When. Will. This. Baby. Sleep.

In the first few weeks, baby can seem to have days and nights mixed up and want to feed or play all night. This is not at all uncommon. Our daily rhythms are in many ways controlled by our biological response to daylight. And Baby comes from a place of perpetual dark – so this whole day and night thing? Well, that’s just gonna take some getting used to.

But truly, humans are hardwired to respond to daylight and move towards regular patterns of sleep and wake. And you can help your baby adjust to this big, bright world of sunshine and starry nights. It’s just going to take a little time.

So what to do?  How can you get as much sleep as possible while helping baby sleep more at night?

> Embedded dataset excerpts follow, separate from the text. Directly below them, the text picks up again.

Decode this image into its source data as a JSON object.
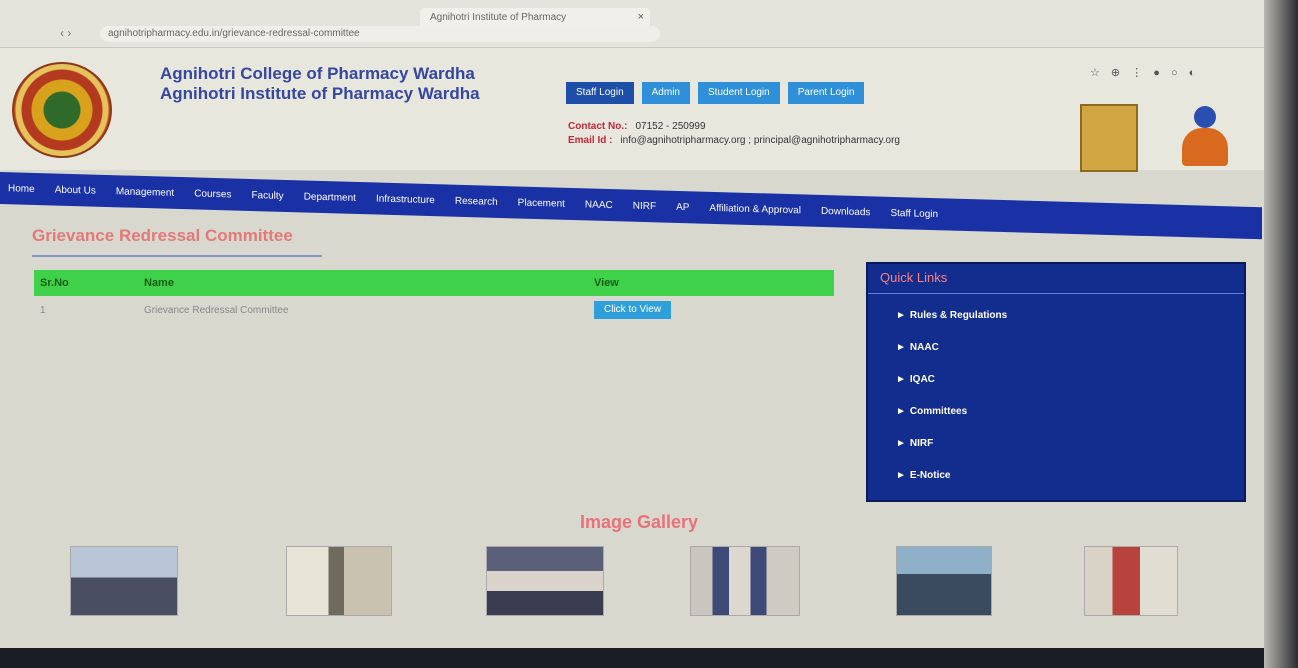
{
  "browser": {
    "tab_title": "Agnihotri Institute of Pharmacy",
    "tab_close": "×",
    "nav_arrows": "‹ ›",
    "url": "agnihotripharmacy.edu.in/grievance-redressal-committee",
    "extensions": "☆ ⊕ ⋮ ● ○ ◐"
  },
  "header": {
    "college_name_1": "Agnihotri College of Pharmacy Wardha",
    "college_name_2": "Agnihotri Institute of Pharmacy Wardha",
    "buttons": [
      "Staff Login",
      "Admin",
      "Student Login",
      "Parent Login"
    ],
    "contact_label": "Contact No.:",
    "contact_value": "07152 - 250999",
    "email_label": "Email Id :",
    "email_value": "info@agnihotripharmacy.org ; principal@agnihotripharmacy.org"
  },
  "nav": {
    "items": [
      "Home",
      "About Us",
      "Management",
      "Courses",
      "Faculty",
      "Department",
      "Infrastructure",
      "Research",
      "Placement",
      "NAAC",
      "NIRF",
      "AP",
      "Affiliation & Approval",
      "Downloads",
      "Staff Login"
    ]
  },
  "main": {
    "heading": "Grievance Redressal Committee",
    "table": {
      "headers": [
        "Sr.No",
        "Name",
        "View"
      ],
      "rows": [
        {
          "sr": "1",
          "name": "Grievance Redressal Committee",
          "action": "Click to View"
        }
      ]
    }
  },
  "quick_links": {
    "title": "Quick Links",
    "arrow": "►",
    "items": [
      "Rules & Regulations",
      "NAAC",
      "IQAC",
      "Committees",
      "NIRF",
      "E-Notice"
    ]
  },
  "gallery": {
    "title": "Image Gallery"
  },
  "colors": {
    "nav_blue": "#1a31a6",
    "table_header_green": "#3fd14a",
    "quick_links_bg": "#132d8e",
    "heading_pink": "#e27a7a"
  }
}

We’ve heard it so much, we can all say it together: “sleep when the baby sleeps”. But it’s true. Seriously. Don’t even think of doing anything productive if you can sleep. Think you can’t nap during the day? Often light is the issue. Get one of those diva sleep masks – you won’t believe the difference it makes.

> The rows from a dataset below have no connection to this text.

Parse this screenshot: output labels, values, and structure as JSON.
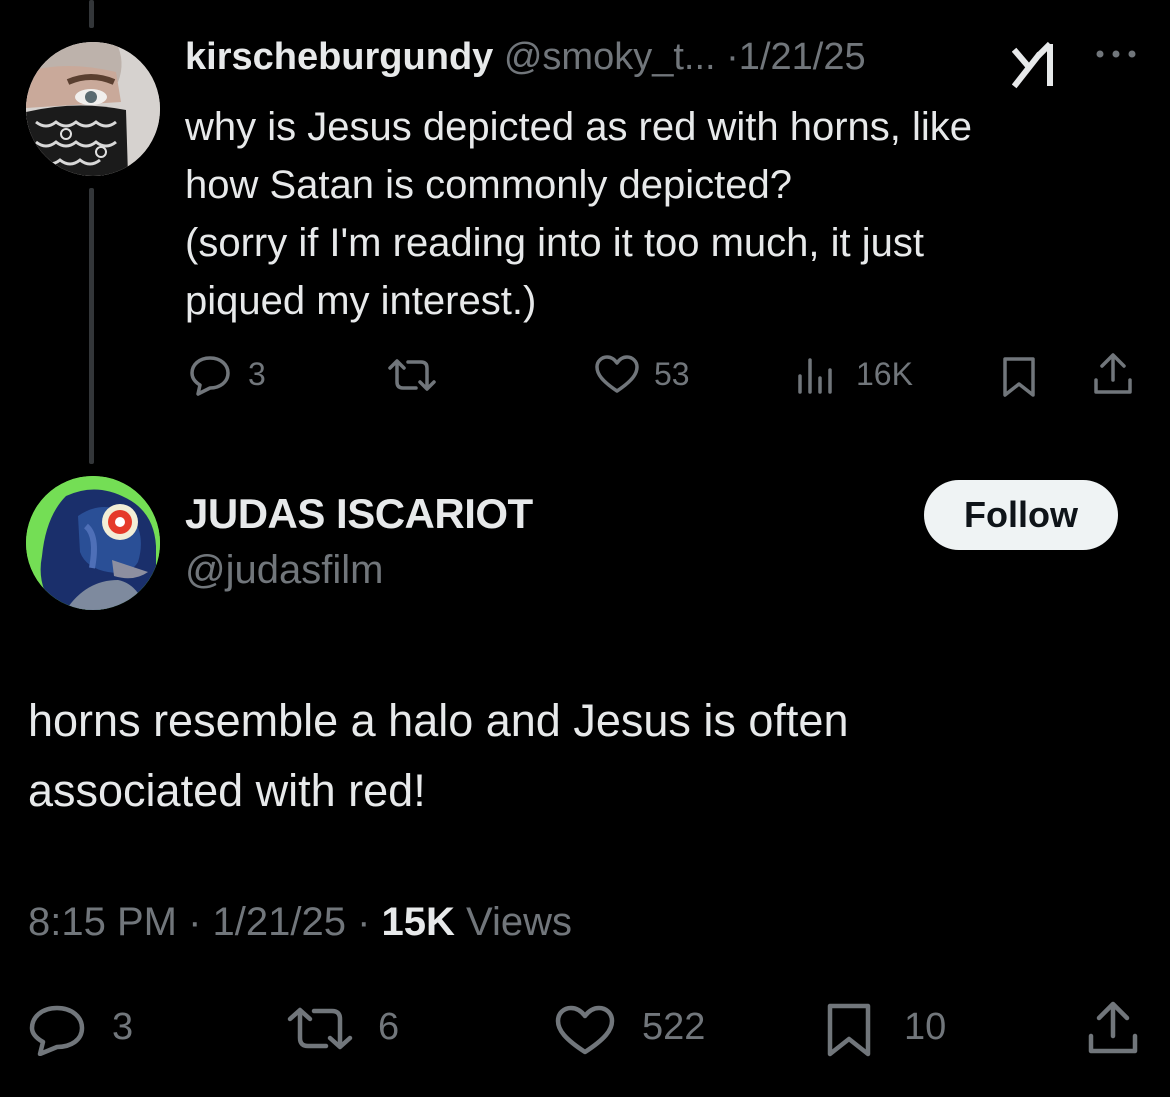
{
  "reply_to": {
    "display_name": "kirscheburgundy",
    "handle": "@smoky_t...",
    "date": "·1/21/25",
    "text_lines": [
      "why is Jesus depicted as red with horns, like",
      "how Satan is commonly depicted?",
      "(sorry if I'm reading into it too much, it just",
      "piqued my interest.)"
    ],
    "actions": {
      "replies": "3",
      "likes": "53",
      "views": "16K"
    }
  },
  "main_tweet": {
    "display_name": "JUDAS ISCARIOT",
    "handle": "@judasfilm",
    "follow_label": "Follow",
    "text_lines": [
      "horns resemble a halo and Jesus is often",
      "associated with red!"
    ],
    "meta": {
      "time": "8:15 PM · 1/21/25 · ",
      "views_count": "15K",
      "views_label": " Views"
    },
    "actions": {
      "replies": "3",
      "reposts": "6",
      "likes": "522",
      "bookmarks": "10"
    }
  },
  "colors": {
    "background": "#000000",
    "text_primary": "#e7e9ea",
    "text_secondary": "#71767b",
    "follow_button_bg": "#eff3f4"
  }
}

Speaking of light, keep it dark at night for the baby and make sure he gets lots of sunlight during the day. Babies aren’t born with a circadian rhythm and the cues from light and dark help baby’s body develop this internal “clock”.  Don’t pull the shades for day naps or flip on all the lights for night feedings. If a nightlight’s not enough, try a 15 or 25 watt incandescent bulb in a small lamp. Mind the light from the phone or ipad at night – it mimics sunlight.

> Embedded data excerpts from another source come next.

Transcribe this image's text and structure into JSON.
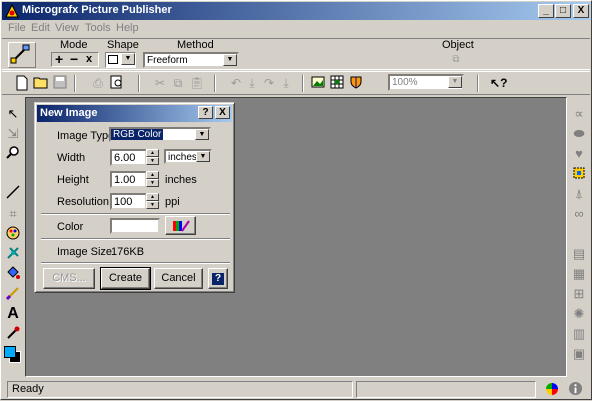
{
  "app": {
    "title": "Micrografx Picture Publisher",
    "min_label": "_",
    "max_label": "□",
    "close_label": "X"
  },
  "menu": {
    "file": "File",
    "edit": "Edit",
    "view": "View",
    "tools": "Tools",
    "help": "Help"
  },
  "context": {
    "mode_label": "Mode",
    "shape_label": "Shape",
    "method_label": "Method",
    "object_label": "Object",
    "method_value": "Freeform",
    "mode_plus": "+",
    "mode_minus": "−",
    "mode_x": "x"
  },
  "toolbar": {
    "zoom_value": "100%",
    "help_icon": "?"
  },
  "dialog": {
    "title": "New Image",
    "help_btn": "?",
    "close_btn": "X",
    "image_type_label": "Image Type",
    "image_type_value": "RGB Color",
    "width_label": "Width",
    "width_value": "6.00",
    "width_unit": "inches",
    "height_label": "Height",
    "height_value": "1.00",
    "height_unit": "inches",
    "resolution_label": "Resolution",
    "resolution_value": "100",
    "resolution_unit": "ppi",
    "color_label": "Color",
    "image_size_label": "Image Size",
    "image_size_value": "176KB",
    "cms_button": "CMS...",
    "create_button": "Create",
    "cancel_button": "Cancel",
    "help_button": "?"
  },
  "status": {
    "text": "Ready"
  },
  "colors": {
    "title_start": "#0a246a",
    "title_end": "#a6caf0",
    "workspace": "#808080",
    "face": "#d4d0c8"
  }
}
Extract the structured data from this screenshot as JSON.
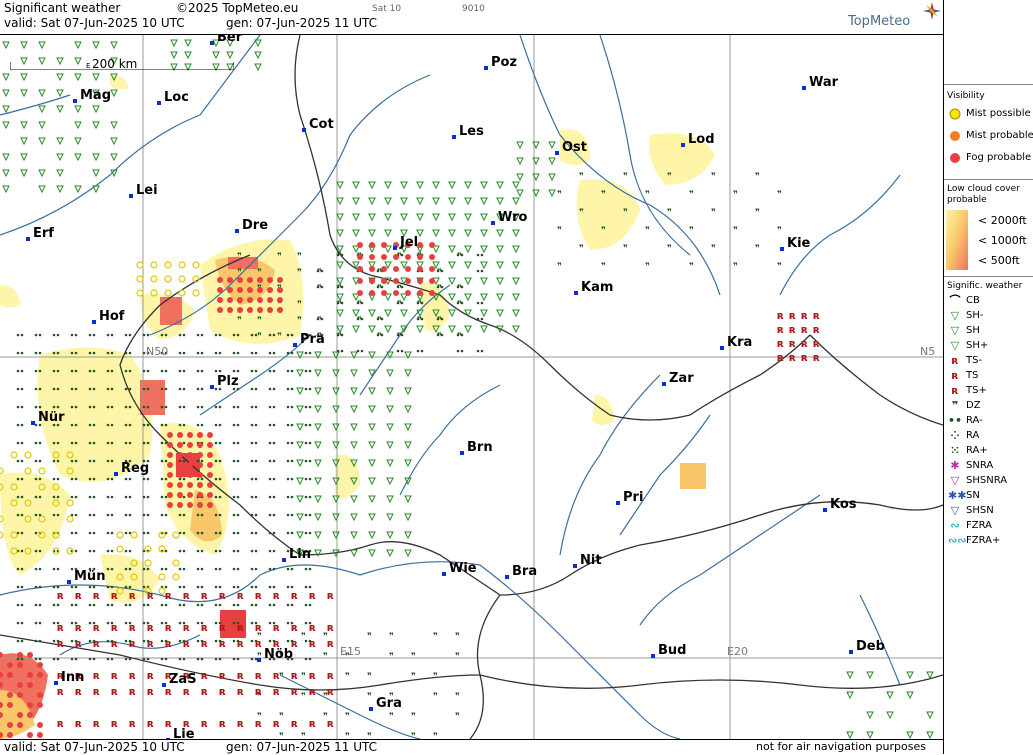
{
  "header": {
    "title": "Significant weather",
    "copyright": "©2025 TopMeteo.eu",
    "sat_label": "Sat 10",
    "code": "9010",
    "valid": "valid:  Sat  07-Jun-2025  10 UTC",
    "gen": "gen: 07-Jun-2025 11 UTC",
    "logo": "TopMeteo"
  },
  "footer": {
    "valid": "valid:  Sat  07-Jun-2025  10 UTC",
    "gen": "gen: 07-Jun-2025 11 UTC",
    "disclaimer": "not for air navigation purposes"
  },
  "scale": {
    "label": "200 km",
    "left_mark": "E"
  },
  "gridlabels": {
    "n50_left": "N50",
    "n50_right": "N5",
    "e15": "E15",
    "e20": "E20"
  },
  "cities": [
    {
      "name": "Ber"
    },
    {
      "name": "Poz"
    },
    {
      "name": "War"
    },
    {
      "name": "Mag"
    },
    {
      "name": "Loc"
    },
    {
      "name": "Cot"
    },
    {
      "name": "Les"
    },
    {
      "name": "Ost"
    },
    {
      "name": "Lod"
    },
    {
      "name": "Lei"
    },
    {
      "name": "Dre"
    },
    {
      "name": "Wro"
    },
    {
      "name": "Jel"
    },
    {
      "name": "Erf"
    },
    {
      "name": "Kie"
    },
    {
      "name": "Kam"
    },
    {
      "name": "Hof"
    },
    {
      "name": "Pra"
    },
    {
      "name": "Kra"
    },
    {
      "name": "Plz"
    },
    {
      "name": "Zar"
    },
    {
      "name": "Nür"
    },
    {
      "name": "Brn"
    },
    {
      "name": "Reg"
    },
    {
      "name": "Pri"
    },
    {
      "name": "Kos"
    },
    {
      "name": "Nit"
    },
    {
      "name": "Lin"
    },
    {
      "name": "Wie"
    },
    {
      "name": "Bra"
    },
    {
      "name": "Mün"
    },
    {
      "name": "Deb"
    },
    {
      "name": "Nöb"
    },
    {
      "name": "Bud"
    },
    {
      "name": "Inn"
    },
    {
      "name": "ZaS"
    },
    {
      "name": "Gra"
    },
    {
      "name": "Lie"
    }
  ],
  "legend": {
    "visibility_title": "Visibility",
    "visibility": [
      {
        "label": "Mist possible",
        "color": "#f7e600"
      },
      {
        "label": "Mist probable",
        "color": "#f08020"
      },
      {
        "label": "Fog probable",
        "color": "#e84040"
      }
    ],
    "lowcloud_title": "Low cloud cover probable",
    "lowcloud": [
      {
        "label": "< 2000ft",
        "color": "#fff5a8"
      },
      {
        "label": "< 1000ft",
        "color": "#f9c66a"
      },
      {
        "label": "<   500ft",
        "color": "#f07060"
      }
    ],
    "signif_title": "Signific. weather",
    "signif": [
      {
        "label": "CB",
        "sym": "⌒",
        "color": "#000"
      },
      {
        "label": "SH-",
        "sym": "▽",
        "color": "#2a8a2a"
      },
      {
        "label": "SH",
        "sym": "▽",
        "color": "#2a8a2a"
      },
      {
        "label": "SH+",
        "sym": "▽",
        "color": "#2a8a2a"
      },
      {
        "label": "TS-",
        "sym": "ʀ",
        "color": "#b01818"
      },
      {
        "label": "TS",
        "sym": "ʀ",
        "color": "#b01818"
      },
      {
        "label": "TS+",
        "sym": "ʀ",
        "color": "#b01818"
      },
      {
        "label": "DZ",
        "sym": "❞",
        "color": "#225522"
      },
      {
        "label": "RA-",
        "sym": "••",
        "color": "#225522"
      },
      {
        "label": "RA",
        "sym": "⁘",
        "color": "#225522"
      },
      {
        "label": "RA+",
        "sym": "⁙",
        "color": "#225522"
      },
      {
        "label": "SNRA",
        "sym": "✱",
        "color": "#b030b0"
      },
      {
        "label": "SHSNRA",
        "sym": "▽",
        "color": "#b030b0"
      },
      {
        "label": "SN",
        "sym": "✱✱",
        "color": "#3050c0"
      },
      {
        "label": "SHSN",
        "sym": "▽",
        "color": "#3050c0"
      },
      {
        "label": "FZRA",
        "sym": "∾",
        "color": "#20b0c0"
      },
      {
        "label": "FZRA+",
        "sym": "∾∾",
        "color": "#20b0c0"
      }
    ]
  }
}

Remember light affects you, too.  If you’re having trouble settling back to sleep quickly after baby wakes up, cut out screens while feeding.  Try listening to podcasts instead or at least turning the screen brightness down as far as it will go.  Or try an app that changes the light on your screen from a bluish daylight spectrum to a yellow spectrum that doesn’t interrupt sleep cycles.

Temperature is another cue that baby will use to develop a circadian rhythm.  Keep night a couple of degrees cooler than day.  So if your house is 74 during the day, try knocking it down to 70 or 72 at night.  Just make sure baby is wearing one more layer than what you’re comfortable in.

Keep baby in your room at night. Researchers at Notre Dame University have shown that, with baby in your room, your sleep cycles will synchronize so you’ll be in a lighter sleep and less disoriented when baby wakes.

Try white noise.  The womb was a noisy, noisy place.  The silence of night may feel very unfamiliar to baby.  Most baby stores sell white noise machines, but there are also many good phone apps.  We hear from a lot of parents that static, ocean waves or hard rain noises work best.  (Just make sure that the ocean setting doesn’t shock you with seagull sounds three minutes in or that the rain setting doesn’t have thunder.  Sounds crazy, but it’s happened, so check out your sound setting before bedtime.)

Take shifts. If baby is taking a long time to settle after feeding or wakes every time he’s put down, take turns with non-feeding baby duty so that each parent gets at least a couple hours hard sleep.

If baby is breastfeeding, it may not help to give bottles at night so mom can sleep since she’ll still have to wake to pump.  We find most moms get the most sleep by just keeping baby close at night.  There are ways to make nighttime pumping bottles work, though, so give the KP Breastfeeding Center a call for advice on your individual situation.

Keep baby awake and active during feedings by rubbing his ear, lifting his arm or massaging his shoulders. When an infant sleeps at lot while feeding, the feeding lasts longer and the time between feedings (sleep time!) gets shorter.

And lastly, hang in there. The one thing that’s sure is that babies grow and mature, meaning you’ll get more than cat naps again soon.